Tips For Dental Crown Procedure

Dental crowns are a relatively new innovation in the world of cosmetic dentist. Simply put, they are a “cap” made of dental ceramic (also called composite resin) that is placed over the top of a prepared tooth.

Dental crowns are used to enhance and strengthen irreparably damaged teeth, but most dental procedures attract a lot of fear, and despite the commonality of dental crowns, few people actually understand what is involved in getting one, or in caring for it once you have it.

If you are looking at getting dental crown treatment, and have questions regarding its costs, what the procedure entails, why it’s done and how to care for your crowns, then read on and all your questions will be answered.

Where Did Dental Crowns Come From?

Dentistry, as a study, began around 5000 BC, when the Sumerians began developing theories and dictating causes around common dental problems. The most famous of these was the “dental worm”, which was attributed to tooth decay. Both Aristotle and Hippocrates have written about the fabled “dental worm”.

The dental crown was first invented around 200 AD by the Etruscans of Italy, who used gold and other metals to create a cap to fit over a damaged tooth, usually due to decay or surgery.

Professional dentists weren’t seen until medieval China, and dental surgery was first written about in Ambroise Pare’s book Complete Works by the end of the 1500s. The dental profession started to see a boom in popularity in the 18th century.

Ceramics were first used in dentistry in 1800, and a porcelain “jacket crown” was invented in the early 1900s by Charles H. Land. This crown was used until the 1950s, when the design was improved by E.B. Paulding.

This “jacket crown” was effective, but was highly susceptible to micro cracks that formed during the cooling process of manufacture.

The 1950s saw the use of zinc phosphate crowns, but these failed often.

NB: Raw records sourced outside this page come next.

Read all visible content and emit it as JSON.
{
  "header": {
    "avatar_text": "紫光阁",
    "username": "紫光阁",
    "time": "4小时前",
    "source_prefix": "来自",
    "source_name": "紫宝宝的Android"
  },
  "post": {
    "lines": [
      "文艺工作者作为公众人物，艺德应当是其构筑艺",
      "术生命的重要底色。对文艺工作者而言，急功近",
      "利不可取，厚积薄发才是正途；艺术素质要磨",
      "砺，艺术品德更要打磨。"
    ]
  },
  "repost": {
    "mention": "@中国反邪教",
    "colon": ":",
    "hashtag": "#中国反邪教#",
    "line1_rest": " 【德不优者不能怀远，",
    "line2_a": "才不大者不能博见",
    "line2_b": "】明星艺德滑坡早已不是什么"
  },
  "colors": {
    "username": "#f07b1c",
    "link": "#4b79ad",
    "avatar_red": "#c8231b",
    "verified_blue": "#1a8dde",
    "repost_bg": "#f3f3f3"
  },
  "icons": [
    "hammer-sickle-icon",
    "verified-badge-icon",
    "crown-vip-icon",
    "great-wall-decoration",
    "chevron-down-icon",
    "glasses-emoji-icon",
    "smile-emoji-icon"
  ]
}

In the 1990s the first crown without a metal base was invented.

Since then however, crowns have been made out of a material called Polymethylmethacylite – otherwise known as dental ceramic, dental porcelain, or composite resin. It is strong, durable, significantly hard, inert (non-toxic/non-odorous), cheap, and easy to manufacture and use.

The Dental Crown Process

The dental crown procedure is one of many procedures that contains little to no pain. Cosmetic Dentist Melbourne are installed when a tooth is weak, if teeth need a bridge, or if teeth are irreparably damaged.

The dental crown process involves two visits to your dentist. On the first visit, your teeth will be examined to make sure that a crown is the best possible solution for you. After this the tooth, or teeth, will be filed down with the use of a drill in preparation for the crown. Once this has been done, the dentist takes an impression of the teeth using a device that the patient bites down on, leaving a mould of their bite.

Once this has been done, the patient has a temporary crown or bridge fitted, and the impression is sent to a dental laboratory. At the lab, the technicians use the impression to custom craft the appropriate bridge or crown so that it can fit properly in the mouth and look good among the other teeth. This can generally take a day or two.

Once the crown is completed, it will be sent to the dentist, where the second visit will be arranged. On the second visit, the temporary crown will be removed and the permanent one will be fitted, and the patient’s bite tested. If the tests show that the crown is a bad fit, it will be sent back to the laboratory for adjustments. If it is a good fit (which it is the vast majority of the time), then it will be permanently fitted to the patient’s prepared tooth.

If you are getting a bridge (which is two crowns with a false tooth or “pontic” suspended between them, used to fully replace a missing tooth), the dental crown process is much the same.

The Cost of a Crown

The process of diagnosing how appropriate a crown is, preparing the area for the crown, creating it, and fitting it is a procedure that takes a lot of work, and while your insurance may cover a portion of the dental crown cost, it is still important to know how much you may be charged for the service.